Known as the “Queen of Tejano,” Selena was instrumental in opening doors for future generations of Latino musicians. She began performing Tejano music with her Mexican-American family at a very young age. In 1994, she became the first Tejano artist to win a Grammy. Despite her untimely end, Selena had a very accomplished career that continues to inspire generations of musicians and fans.
A top crossover artist, Marc Anthony combines Latin rhythms, ballads, and mainstream pop music to further shape the diverse musical landscape in the United States. Anthony, who is of Puerto Rican heritage, is a pioneer of the Latin pop movement in the United States - his eponymous album from 2000 went triple-platinum, and he continued on to win 10 awards at the 2014 Billboard Latin Music Awards.
Latino Art and Artists
Latino art embraces a captivating and diverse range of styles, including the creation of colorful paintings and murals, vibrant glass, and unique pottery. This dynamic group of artists often blends ancestral traditions with contemporary artistic styles to craft pieces that share their stories and spotlight issues important to their communities. Some of the Latina and Latino artists who have helped to expand the art scene in the United States with work that resonates across cultures include:
Judith “Judy” Baca
As someone who experienced the Chicano Movement, an era of Mexican American civil rights activism, Judy Baca knows how art can be a tool to empower communities. Through murals, monuments, paintings, sculptures, and more, Baca shares the stories of people who have contributed to U.S. history yet are often excluded from its retellings.
The de la Torre Brothers
Mixed Media artists and brothers Einar and Jamex de la Torre collaborate to develop pieces that feature a blend of cultural influences. In their childhood, the brothers moved with their family from Mexico to the United States, and their work often draws from their resulting multifaceted views of the world. The brothers work in a variety of mediums, including blown glass, cast resin and lenticular prints.

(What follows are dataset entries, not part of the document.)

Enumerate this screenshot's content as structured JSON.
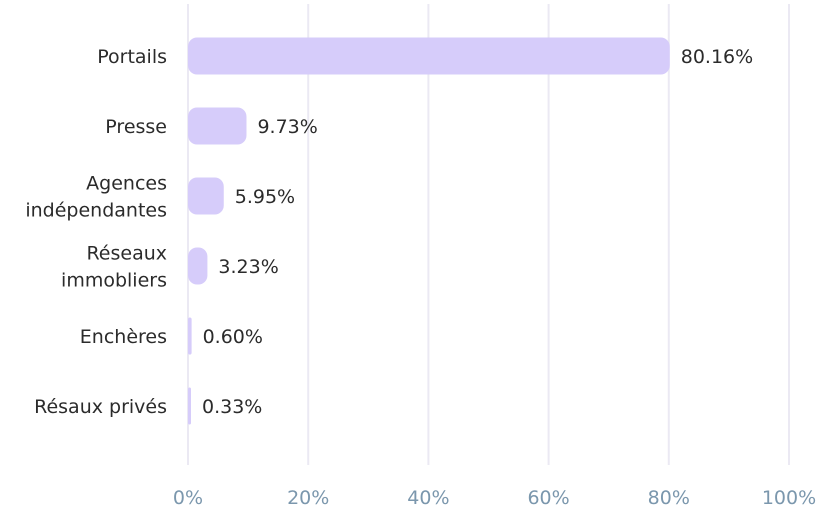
{
  "chart_data": {
    "type": "bar",
    "orientation": "horizontal",
    "categories": [
      [
        "Portails"
      ],
      [
        "Presse"
      ],
      [
        "Agences",
        "indépendantes"
      ],
      [
        "Réseaux",
        "immobliers"
      ],
      [
        "Enchères"
      ],
      [
        "Résaux privés"
      ]
    ],
    "values": [
      80.16,
      9.73,
      5.95,
      3.23,
      0.6,
      0.33
    ],
    "value_labels": [
      "80.16%",
      "9.73%",
      "5.95%",
      "3.23%",
      "0.60%",
      "0.33%"
    ],
    "x_ticks": [
      0,
      20,
      40,
      60,
      80,
      100
    ],
    "x_tick_labels": [
      "0%",
      "20%",
      "40%",
      "60%",
      "80%",
      "100%"
    ],
    "xlim": [
      0,
      100
    ],
    "grid": "vertical",
    "legend": "none",
    "title": "",
    "xlabel": "",
    "ylabel": "",
    "colors": {
      "bar": "#d6ccfa",
      "grid": "#ebe9f3",
      "tick_text": "#7b97ad",
      "label_text": "#2b2b2b"
    }
  }
}
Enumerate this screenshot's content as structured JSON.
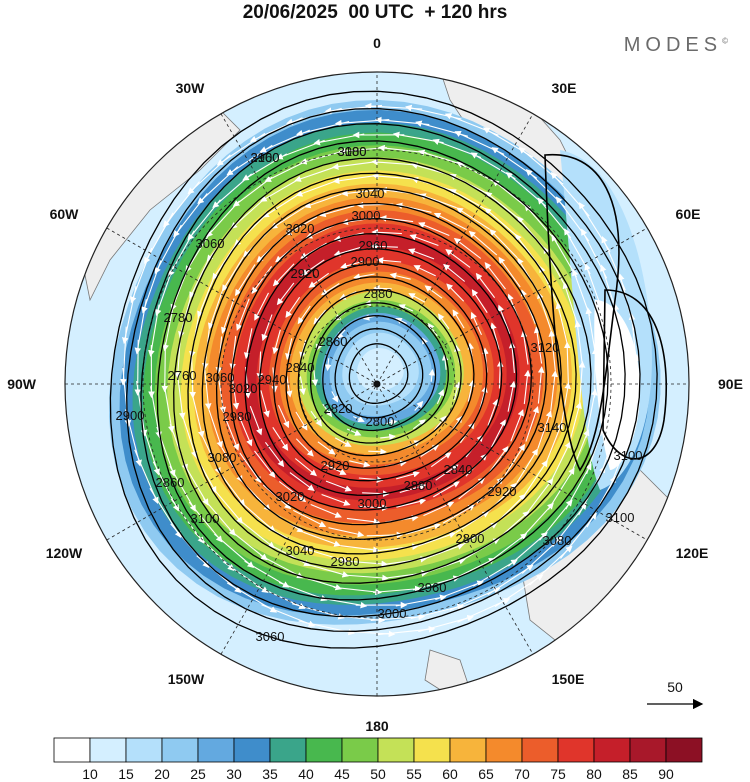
{
  "title": "20/06/2025  00 UTC  + 120 hrs",
  "brand": "MODES",
  "brand_mark": "©",
  "longitude_labels": {
    "north": "0",
    "south": "180",
    "east": "90E",
    "west": "90W",
    "ne1": "30E",
    "ne2": "60E",
    "se1": "120E",
    "se2": "150E",
    "nw1": "30W",
    "nw2": "60W",
    "sw1": "120W",
    "sw2": "150W"
  },
  "contour_labels": [
    "3100",
    "3080",
    "3060",
    "3040",
    "3020",
    "3000",
    "2960",
    "2920",
    "2900",
    "2880",
    "2860",
    "2840",
    "2820",
    "2800",
    "2780",
    "2760",
    "3060",
    "3020",
    "2980",
    "2940",
    "2900",
    "2860",
    "3100",
    "3080",
    "3040",
    "2980",
    "3020",
    "3000",
    "2920",
    "2880",
    "2800",
    "2840",
    "2920",
    "2960",
    "3000",
    "3060",
    "3080",
    "3100",
    "3100",
    "3120",
    "3140",
    "2960",
    "3100"
  ],
  "wind_reference": {
    "label": "50"
  },
  "colorbar": {
    "levels": [
      "10",
      "15",
      "20",
      "25",
      "30",
      "35",
      "40",
      "45",
      "50",
      "55",
      "60",
      "65",
      "70",
      "75",
      "80",
      "85",
      "90"
    ],
    "colors": [
      "#ffffff",
      "#d4efff",
      "#b4e0fb",
      "#8fcaf1",
      "#63a9e0",
      "#3f8dcb",
      "#3aa58a",
      "#48b84e",
      "#7acb49",
      "#c4e157",
      "#f5e14d",
      "#f7b43b",
      "#f48a2c",
      "#ec5d2b",
      "#e0352b",
      "#c51f2a",
      "#a8182a",
      "#8c1024"
    ]
  },
  "colors": {
    "land": "#eeeeee",
    "coast": "#777777",
    "contour": "#000000",
    "streamline": "#ffffff"
  }
}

Through his illustrations, López brings vibrant and diverse characters to children’s books. In 2022 he created portraits for the Smithsonian National Museum of the American Latino and taught workshops as the first Guest Artist of the Smithsonian Postal Museum. His light installation hangs in our gallery's General Motors Learning Lounge.

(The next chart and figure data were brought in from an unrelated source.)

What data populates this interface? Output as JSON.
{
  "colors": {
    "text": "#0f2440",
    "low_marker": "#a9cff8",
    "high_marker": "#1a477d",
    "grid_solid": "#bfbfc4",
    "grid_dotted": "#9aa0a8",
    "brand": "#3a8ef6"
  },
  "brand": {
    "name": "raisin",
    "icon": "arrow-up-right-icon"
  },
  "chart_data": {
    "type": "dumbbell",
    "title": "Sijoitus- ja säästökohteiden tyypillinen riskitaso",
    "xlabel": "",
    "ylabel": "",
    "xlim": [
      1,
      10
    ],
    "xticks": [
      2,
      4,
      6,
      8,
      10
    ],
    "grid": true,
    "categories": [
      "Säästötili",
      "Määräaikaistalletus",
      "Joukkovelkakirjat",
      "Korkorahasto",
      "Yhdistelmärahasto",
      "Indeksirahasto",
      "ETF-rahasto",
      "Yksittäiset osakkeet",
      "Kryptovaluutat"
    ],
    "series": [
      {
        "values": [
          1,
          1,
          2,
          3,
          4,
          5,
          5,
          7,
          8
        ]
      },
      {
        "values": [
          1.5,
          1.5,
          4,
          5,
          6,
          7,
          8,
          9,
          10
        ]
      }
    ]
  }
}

A Cuban bandleader and actor, Desi Arnaz served in the Army during World War II. He later went on to appear in Broadway shows and films and famously co-founded Desilu Productions with Lucille Ball. The two starred in the television show “I Love Lucy," which frequently dominated ratings.
Ferrera has had an acclaimed career so far as an actress, producer, and director. She has received numerous awards for her work, including an Emmy, a Golden Globe, and a Screen Actors Guild Award. Born in Los Angeles to Honduran parents, Ferrera has been an advocate for increased Latina representation in the media throughout her career.